Facile in situ construction of mediator-free direct Z-scheme g-C3N4/CeO2 heterojunctions with highly efficient photocatalytic activity

Abstract

Designing a mediator-free direct Z-scheme heterojunction photocatalyst is a highly effective strategy for environmental purification and hydrogen generation from water. Herein, hierarchical g-C3N4/CeO2 Z-scheme heterojunctions are successfully prepared via a facile calcination method without using any templates. This feasible strategy combines the morphology control with the formation of direct Z-scheme heterojunction. The resultant hierarchical g-C3N4/CeO2 heterojunction is much more active than the commercial Degussa P25 under visible light irradiation, validated by the high methylene blue degradation rate of 0.246 h−1, which is about 4.8, 8.8 and 30.8 times higher than that of commercial Degussa P25 (0.051 h−1), bulk g-C3N4 (0.028 h−1) and hierarchical CeO2 (0.008 h−1), respectively. The Z-scheme charge transfer mechanism across the heterojunction is verified by the active species trapping and producing experiments, as well as ab initio calculations.
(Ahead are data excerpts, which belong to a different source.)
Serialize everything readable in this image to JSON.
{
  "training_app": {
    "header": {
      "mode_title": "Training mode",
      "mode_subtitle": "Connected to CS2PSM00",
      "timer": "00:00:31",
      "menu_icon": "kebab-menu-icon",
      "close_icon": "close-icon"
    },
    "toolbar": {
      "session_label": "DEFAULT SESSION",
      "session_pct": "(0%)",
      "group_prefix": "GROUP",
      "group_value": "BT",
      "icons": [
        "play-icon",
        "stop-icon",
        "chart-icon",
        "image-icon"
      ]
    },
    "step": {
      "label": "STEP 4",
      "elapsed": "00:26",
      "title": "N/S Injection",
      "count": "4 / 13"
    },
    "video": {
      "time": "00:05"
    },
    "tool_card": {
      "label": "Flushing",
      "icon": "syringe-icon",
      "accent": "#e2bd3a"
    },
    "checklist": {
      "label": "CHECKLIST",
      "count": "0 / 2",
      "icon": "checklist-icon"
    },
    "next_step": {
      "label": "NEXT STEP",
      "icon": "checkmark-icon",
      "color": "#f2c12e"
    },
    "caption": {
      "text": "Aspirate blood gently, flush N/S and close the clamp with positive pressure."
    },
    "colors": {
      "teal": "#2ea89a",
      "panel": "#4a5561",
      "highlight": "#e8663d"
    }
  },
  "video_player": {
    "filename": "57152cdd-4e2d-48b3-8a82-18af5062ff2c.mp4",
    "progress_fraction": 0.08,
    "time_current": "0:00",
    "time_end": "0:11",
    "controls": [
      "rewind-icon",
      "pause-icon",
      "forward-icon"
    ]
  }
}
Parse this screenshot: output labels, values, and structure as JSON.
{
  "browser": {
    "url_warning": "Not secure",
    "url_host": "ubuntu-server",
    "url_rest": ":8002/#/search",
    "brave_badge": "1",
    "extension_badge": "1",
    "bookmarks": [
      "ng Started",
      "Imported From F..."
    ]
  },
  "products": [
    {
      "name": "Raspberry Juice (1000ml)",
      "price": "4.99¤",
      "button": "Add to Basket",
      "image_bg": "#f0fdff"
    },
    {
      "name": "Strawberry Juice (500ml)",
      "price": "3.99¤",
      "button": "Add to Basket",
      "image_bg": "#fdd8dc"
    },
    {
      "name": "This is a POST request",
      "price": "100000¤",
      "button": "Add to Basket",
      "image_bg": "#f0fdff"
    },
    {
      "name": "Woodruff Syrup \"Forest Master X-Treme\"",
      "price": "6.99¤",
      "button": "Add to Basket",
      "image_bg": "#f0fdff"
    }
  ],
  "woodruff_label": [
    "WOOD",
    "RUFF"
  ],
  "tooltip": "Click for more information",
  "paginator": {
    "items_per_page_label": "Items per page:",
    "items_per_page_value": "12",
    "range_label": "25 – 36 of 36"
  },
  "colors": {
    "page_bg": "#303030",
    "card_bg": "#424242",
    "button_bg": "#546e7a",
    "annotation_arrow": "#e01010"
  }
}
The hierarchical structures with large exposure surface, more efficient light harvesting, and a direct Z-scheme heterojunction for efficient photoinduced charge carriers transfer and separation across the interfacial domain of g-C3N4/CeO2 heterostructures, are the key to attractive photocatalytic performance. This work provides a promising approach to design high-efficient mediator-free direct Z-scheme photocatalysts by morphology control and heterojunction engineering.